いやいやなら休む、楽しいならどんどんやれ、が原則です。

治療が不十分でほんとうに痛かったらとてもスポーツなど、やる気になりませんから休んでいればいいのです。

薬が効いて痛みがよくなれば、テニスでもゴルフでも山登りでも、何でもできるようになるのが、今は普通ですから皆さんご安心下さいね。

リウマチと膠原病は違いがありますか?

お答え

リウマチは膠原病です。それも、最も代表的な膠原病です。

そのほかのやや珍しいほうの膠原病とくらべて圧倒的に患者数が多いので、医学の教科書に書くときに別の章に独立させて書いただけの話なのです。

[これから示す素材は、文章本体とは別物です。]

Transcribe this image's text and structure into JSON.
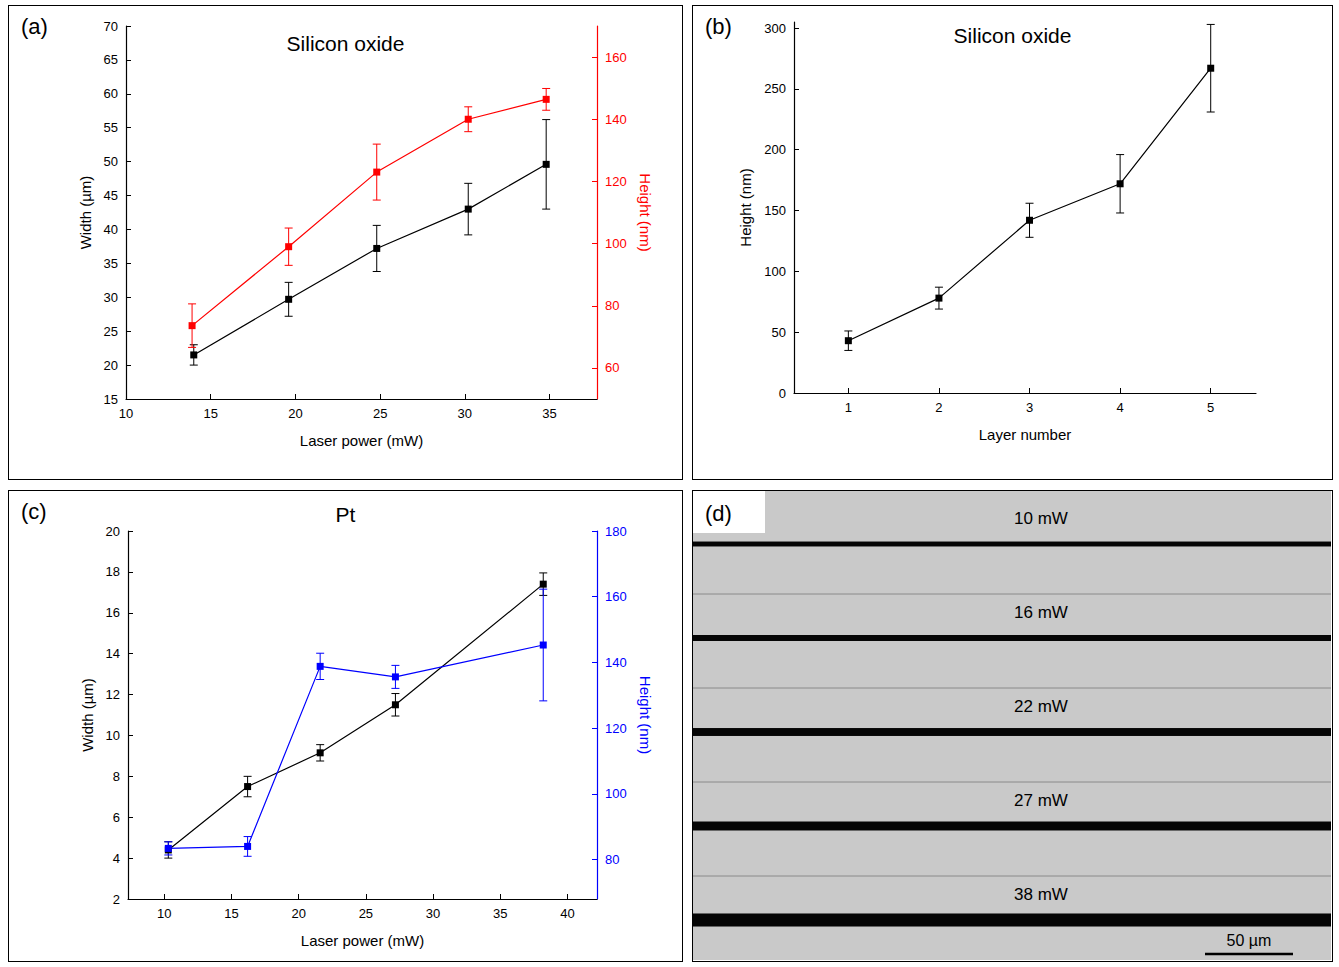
{
  "chart_data": [
    {
      "panel": "(a)",
      "type": "line",
      "title": "Silicon oxide",
      "x_label": "Laser power (mW)",
      "y_label": "Width (µm)",
      "y2_label": "Height (nm)",
      "xlim": [
        10,
        37.8
      ],
      "xticks": [
        10,
        15,
        20,
        25,
        30,
        35
      ],
      "ylim": [
        15,
        70
      ],
      "yticks": [
        15,
        20,
        25,
        30,
        35,
        40,
        45,
        50,
        55,
        60,
        65,
        70
      ],
      "y2lim": [
        50,
        170
      ],
      "y2ticks": [
        60,
        80,
        100,
        120,
        140,
        160
      ],
      "grid": false,
      "marker": "square",
      "series": [
        {
          "axis": "y",
          "color": "#000000",
          "x": [
            14,
            19.6,
            24.8,
            30.2,
            34.8
          ],
          "values": [
            21.5,
            29.7,
            37.2,
            43,
            49.6
          ],
          "errors": [
            1.5,
            2.5,
            3.4,
            3.8,
            6.6
          ]
        },
        {
          "axis": "y2",
          "color": "#ff0000",
          "x": [
            13.9,
            19.6,
            24.8,
            30.2,
            34.8
          ],
          "values": [
            73.6,
            99,
            123,
            140,
            146.4
          ],
          "errors": [
            7,
            6,
            9,
            4,
            3.5
          ]
        }
      ]
    },
    {
      "panel": "(b)",
      "type": "line",
      "title": "Silicon oxide",
      "x_label": "Layer number",
      "y_label": "Height (nm)",
      "xlim": [
        0.4,
        5.5
      ],
      "xticks": [
        1,
        2,
        3,
        4,
        5
      ],
      "ylim": [
        0,
        305
      ],
      "yticks": [
        0,
        50,
        100,
        150,
        200,
        250,
        300
      ],
      "grid": false,
      "marker": "square",
      "series": [
        {
          "axis": "y",
          "color": "#000000",
          "x": [
            1,
            2,
            3,
            4,
            5
          ],
          "values": [
            43,
            78,
            142,
            172,
            267
          ],
          "errors": [
            8,
            9,
            14,
            24,
            36
          ]
        }
      ]
    },
    {
      "panel": "(c)",
      "type": "line",
      "title": "Pt",
      "x_label": "Laser power (mW)",
      "y_label": "Width (µm)",
      "y2_label": "Height (nm)",
      "xlim": [
        7.3,
        42.2
      ],
      "xticks": [
        10,
        15,
        20,
        25,
        30,
        35,
        40
      ],
      "ylim": [
        2,
        20
      ],
      "yticks": [
        2,
        4,
        6,
        8,
        10,
        12,
        14,
        16,
        18,
        20
      ],
      "y2lim": [
        68,
        180
      ],
      "y2ticks": [
        80,
        100,
        120,
        140,
        160,
        180
      ],
      "grid": false,
      "marker": "square",
      "series": [
        {
          "axis": "y",
          "color": "#000000",
          "x": [
            10.3,
            16.2,
            21.6,
            27.2,
            38.2
          ],
          "values": [
            4.4,
            7.5,
            9.15,
            11.5,
            17.4
          ],
          "errors": [
            0.4,
            0.5,
            0.4,
            0.55,
            0.55
          ]
        },
        {
          "axis": "y2",
          "color": "#0000ff",
          "x": [
            10.3,
            16.2,
            21.6,
            27.2,
            38.2
          ],
          "values": [
            83.4,
            84,
            138.8,
            135.6,
            145.3
          ],
          "errors": [
            2,
            3,
            4,
            3.5,
            17
          ]
        }
      ]
    },
    {
      "panel": "(d)",
      "type": "image",
      "lines": [
        {
          "label": "10 mW",
          "width_um": 2.8
        },
        {
          "label": "16 mW",
          "width_um": 3.4
        },
        {
          "label": "22 mW",
          "width_um": 4.5
        },
        {
          "label": "27 mW",
          "width_um": 5.1
        },
        {
          "label": "38 mW",
          "width_um": 7.4
        }
      ],
      "scale_bar": {
        "label": "50 µm",
        "length_um": 50
      }
    }
  ]
}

膠原病というと、いまでは古い呼び名になっており、「治らない」とか「不治の病」とか悪いイメージが強すぎるのでほんとうはもう使わないほうがいい用語だと思いますね。

リウマチもかつては不治の病でしたが、最近の生物製剤などの登場により、膠原病の中ではむしろもっとも治りやすい部類になったといえます。

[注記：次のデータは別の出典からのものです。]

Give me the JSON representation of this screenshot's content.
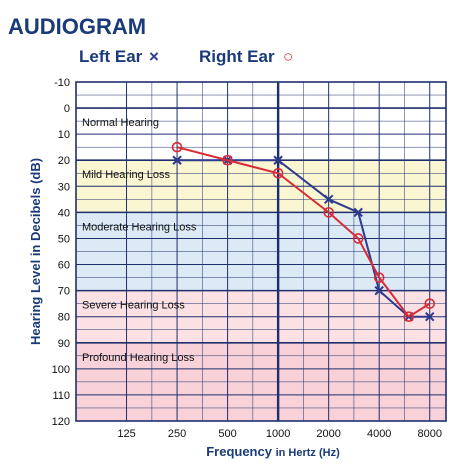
{
  "chart_data": {
    "type": "line",
    "title": "AUDIOGRAM",
    "xlabel": "Frequency",
    "xlabel_suffix": "in Hertz (Hz)",
    "ylabel": "Hearing Level in Decibels (dB)",
    "x_scale": "log2",
    "x_ticks": [
      125,
      250,
      500,
      1000,
      2000,
      4000,
      8000
    ],
    "x_tick_labels": [
      "125",
      "250",
      "500",
      "1000",
      "2000",
      "4000",
      "8000"
    ],
    "y_ticks": [
      -10,
      0,
      10,
      20,
      30,
      40,
      50,
      60,
      70,
      80,
      90,
      100,
      110,
      120
    ],
    "ylim": [
      -10,
      120
    ],
    "y_inverted": true,
    "grid": true,
    "legend_position": "top",
    "bands": [
      {
        "label": "Normal Hearing",
        "from": 0,
        "to": 20,
        "color": "#ffffff"
      },
      {
        "label": "Mild Hearing Loss",
        "from": 20,
        "to": 40,
        "color": "#fbf6d2"
      },
      {
        "label": "Moderate Hearing Loss",
        "from": 40,
        "to": 70,
        "color": "#dceaf6"
      },
      {
        "label": "Severe Hearing Loss",
        "from": 70,
        "to": 90,
        "color": "#fbe1e4"
      },
      {
        "label": "Profound Hearing Loss",
        "from": 90,
        "to": 120,
        "color": "#f8d2d8"
      }
    ],
    "series": [
      {
        "name": "Left Ear",
        "symbol": "×",
        "marker": "x",
        "color": "#2e3a8c",
        "x": [
          250,
          500,
          1000,
          2000,
          3000,
          4000,
          6000,
          8000
        ],
        "y": [
          20,
          20,
          20,
          35,
          40,
          70,
          80,
          80
        ]
      },
      {
        "name": "Right Ear",
        "symbol": "○",
        "marker": "o",
        "color": "#d92b35",
        "x": [
          250,
          500,
          1000,
          2000,
          3000,
          4000,
          6000,
          8000
        ],
        "y": [
          15,
          20,
          25,
          40,
          50,
          65,
          80,
          75
        ]
      }
    ]
  }
}
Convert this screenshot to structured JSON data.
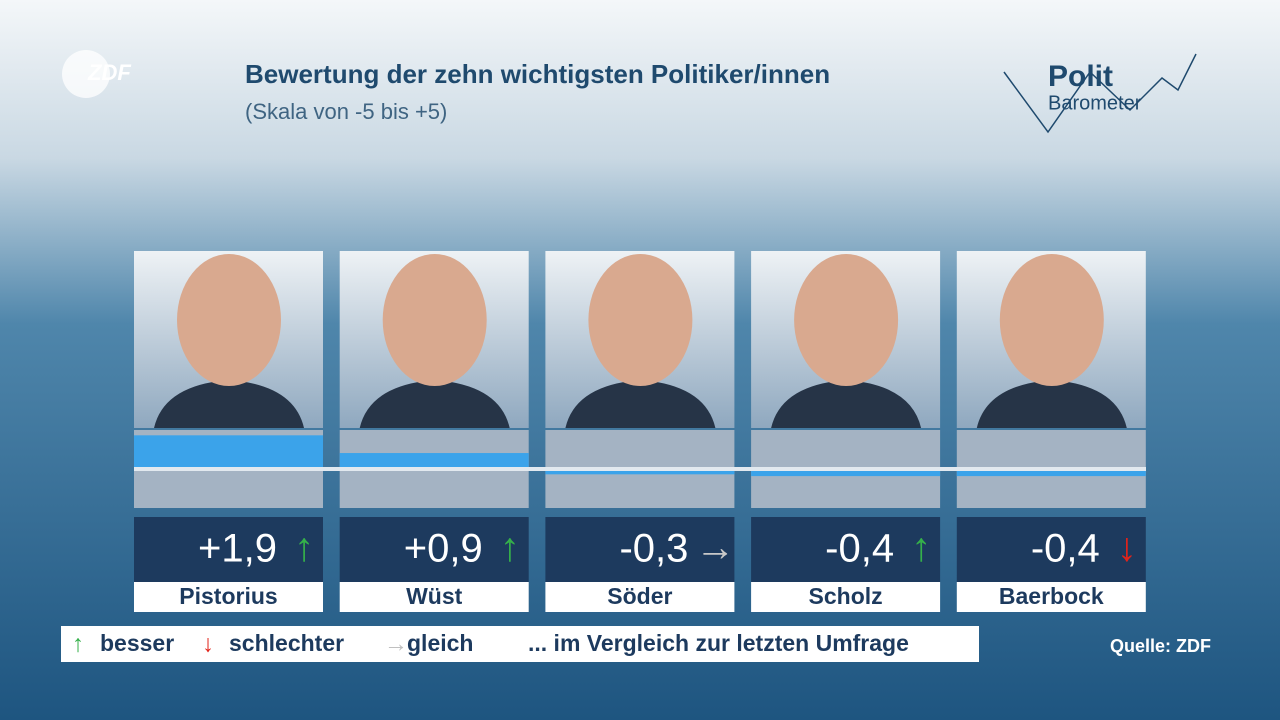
{
  "header": {
    "logo": "ZDF",
    "title": "Bewertung der zehn wichtigsten Politiker/innen",
    "subtitle": "(Skala von -5 bis +5)",
    "brand_top": "Polit",
    "brand_bottom": "Barometer"
  },
  "chart_data": {
    "type": "bar",
    "categories": [
      "Pistorius",
      "Wüst",
      "Söder",
      "Scholz",
      "Baerbock"
    ],
    "values": [
      1.9,
      0.9,
      -0.3,
      -0.4,
      -0.4
    ],
    "value_labels": [
      "+1,9",
      "+0,9",
      "-0,3",
      "-0,4",
      "-0,4"
    ],
    "trend": [
      "↑",
      "↑",
      "→",
      "↑",
      "↓"
    ],
    "trend_colors": [
      "#35b04a",
      "#35b04a",
      "#c8c8c8",
      "#35b04a",
      "#e2231a"
    ],
    "color": "#3ba3ea",
    "ylim": [
      -2.2,
      2.2
    ]
  },
  "legend": {
    "items": [
      {
        "symbol": "↑",
        "label": "besser",
        "color": "#35b04a"
      },
      {
        "symbol": "↓",
        "label": "schlechter",
        "color": "#e2231a"
      },
      {
        "symbol": "→",
        "label": "gleich",
        "color": "#c0c0c0"
      }
    ],
    "note": "... im Vergleich zur letzten Umfrage"
  },
  "source": "Quelle: ZDF"
}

というのも、リウマチの患者数のほうが圧倒的に多かったため、世界的に研究者や資金が治療薬の研究に集中したからです。

若年性リウマチとはなんでしょうか?

お答え

分類上は16歳以下が若年性リウマチになります。

いずれにしろ治療は、10歳以上であればおとなも子供も同じです。

じゅうぶんな薬剤投与つまりじゅうぶんなMTXと生物製剤で必ずよくなります。

専門のお医者さんを
受診したほうがいいのでしょうか。

44歳男性です。指のこわばりが気になります。

母もリウマチなので、気になり血液検査をしました。抗CCP抗体は0.6未満でした。

お答え

ごくごく初期のリウマチの可能性はあるでしょうね。

強い痛みが続くようであれば受診をおすすめしますが、生活にほとんど支障がないレベルでしたらそのまま様子見でも手遅れになることはありませんよ。

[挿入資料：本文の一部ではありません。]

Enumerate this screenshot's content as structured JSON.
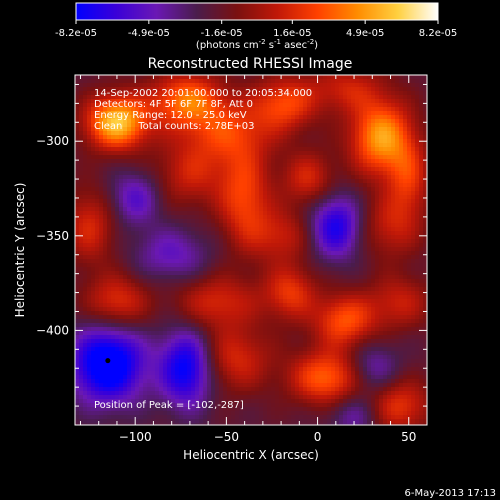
{
  "chart_data": {
    "type": "heatmap",
    "title": "Reconstructed RHESSI Image",
    "xlabel": "Heliocentric X (arcsec)",
    "ylabel": "Heliocentric Y (arcsec)",
    "xlim": [
      -133,
      60
    ],
    "ylim": [
      -450,
      -265
    ],
    "x_ticks": [
      -100,
      -50,
      0,
      50
    ],
    "y_ticks": [
      -300,
      -350,
      -400
    ],
    "colorbar": {
      "vmin": -8.2e-05,
      "vmax": 8.2e-05,
      "tick_labels": [
        "-8.2e-05",
        "-4.9e-05",
        "-1.6e-05",
        "1.6e-05",
        "4.9e-05",
        "8.2e-05"
      ],
      "unit_prefix": "(photons cm",
      "unit_exp1": "-2",
      "unit_mid": " s",
      "unit_exp2": "-1",
      "unit_mid2": " asec",
      "unit_exp3": "-2",
      "unit_suffix": ")",
      "stops": [
        "#0000ff",
        "#3a00d8",
        "#6a18b4",
        "#4a1c4c",
        "#7a1010",
        "#c01808",
        "#ff4000",
        "#ff8c00",
        "#ffd040",
        "#ffffff"
      ]
    },
    "annotations": [
      "14-Sep-2002 20:01:00.000 to 20:05:34.000",
      "Detectors: 4F 5F 6F 7F 8F, Att 0",
      "Energy Range: 12.0 - 25.0 keV",
      "Clean     Total counts: 2.78E+03"
    ],
    "peak_label": "Position of Peak = [-102,-287]",
    "marker": {
      "x": -115,
      "y": -416
    },
    "blobs": [
      {
        "x": -110,
        "y": -290,
        "sx": 12,
        "sy": 10,
        "v": 8.2e-05
      },
      {
        "x": -72,
        "y": -278,
        "sx": 14,
        "sy": 10,
        "v": 5.5e-05
      },
      {
        "x": -50,
        "y": -295,
        "sx": 18,
        "sy": 12,
        "v": 4e-05
      },
      {
        "x": -18,
        "y": -280,
        "sx": 12,
        "sy": 10,
        "v": 4.5e-05
      },
      {
        "x": 15,
        "y": -272,
        "sx": 14,
        "sy": 9,
        "v": 3e-05
      },
      {
        "x": 35,
        "y": -298,
        "sx": 12,
        "sy": 14,
        "v": 7e-05
      },
      {
        "x": 50,
        "y": -320,
        "sx": 8,
        "sy": 14,
        "v": 3.5e-05
      },
      {
        "x": -100,
        "y": -330,
        "sx": 10,
        "sy": 10,
        "v": -3.5e-05
      },
      {
        "x": -70,
        "y": -318,
        "sx": 14,
        "sy": 12,
        "v": 3e-05
      },
      {
        "x": -40,
        "y": -330,
        "sx": 10,
        "sy": 18,
        "v": 4.5e-05
      },
      {
        "x": -5,
        "y": -320,
        "sx": 10,
        "sy": 10,
        "v": 3.5e-05
      },
      {
        "x": 10,
        "y": -345,
        "sx": 10,
        "sy": 12,
        "v": -5.5e-05
      },
      {
        "x": -20,
        "y": -350,
        "sx": 12,
        "sy": 10,
        "v": 3e-05
      },
      {
        "x": 40,
        "y": -345,
        "sx": 12,
        "sy": 12,
        "v": 3e-05
      },
      {
        "x": -125,
        "y": -345,
        "sx": 10,
        "sy": 14,
        "v": 3.5e-05
      },
      {
        "x": -80,
        "y": -360,
        "sx": 14,
        "sy": 10,
        "v": -3e-05
      },
      {
        "x": -55,
        "y": -385,
        "sx": 16,
        "sy": 10,
        "v": 3.5e-05
      },
      {
        "x": -15,
        "y": -380,
        "sx": 10,
        "sy": 10,
        "v": 4e-05
      },
      {
        "x": 15,
        "y": -395,
        "sx": 12,
        "sy": 10,
        "v": 5e-05
      },
      {
        "x": 45,
        "y": -385,
        "sx": 12,
        "sy": 10,
        "v": 3e-05
      },
      {
        "x": -110,
        "y": -385,
        "sx": 12,
        "sy": 10,
        "v": 4e-05
      },
      {
        "x": -115,
        "y": -418,
        "sx": 14,
        "sy": 14,
        "v": -8e-05
      },
      {
        "x": -72,
        "y": -420,
        "sx": 10,
        "sy": 14,
        "v": -6.5e-05
      },
      {
        "x": -45,
        "y": -415,
        "sx": 14,
        "sy": 12,
        "v": 3.5e-05
      },
      {
        "x": 5,
        "y": -425,
        "sx": 14,
        "sy": 10,
        "v": 5.5e-05
      },
      {
        "x": 30,
        "y": -420,
        "sx": 10,
        "sy": 10,
        "v": -3e-05
      },
      {
        "x": 45,
        "y": -440,
        "sx": 12,
        "sy": 10,
        "v": 4e-05
      },
      {
        "x": 20,
        "y": -445,
        "sx": 10,
        "sy": 8,
        "v": -2.5e-05
      }
    ]
  },
  "footer": {
    "timestamp": "6-May-2013 17:13"
  }
}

治療しなくても自然におさまってしまうこともよくありますから。

本院への受診の目安は、手、肩、足、膝関節などの痛みや腫れ、朝手の握りにくい状態などが数週間続いて家事に差し支えるといったレベルです。

血液に出ないリウマチは変形など進むことはめったになく、一過性の軽いリウマチのこともかなり多いですね。

リウマチ治療相談Q&A

ネットによる治療相談についての本院ポリシー

本院でまだ診察を受けたことのない患者さんへの、ネットによる質問へのお答えには当然限界があります。

無診察診療は法律で禁止されています。

わかる範囲でできるだけ率直にお答えしていますが、あくまで文章から推察して一般論を述べているのに過ぎません。

アドバイスに従ったため、悪くなったなどの結果につきましては責任は負えませんので、十分お気をつけくださるようお願い致します。

また、他の多くの患者さんに役立ちそうな質問内容の場合、匿名でホームページ上(QandA)に掲載させていただくことがあるのでご了承ください。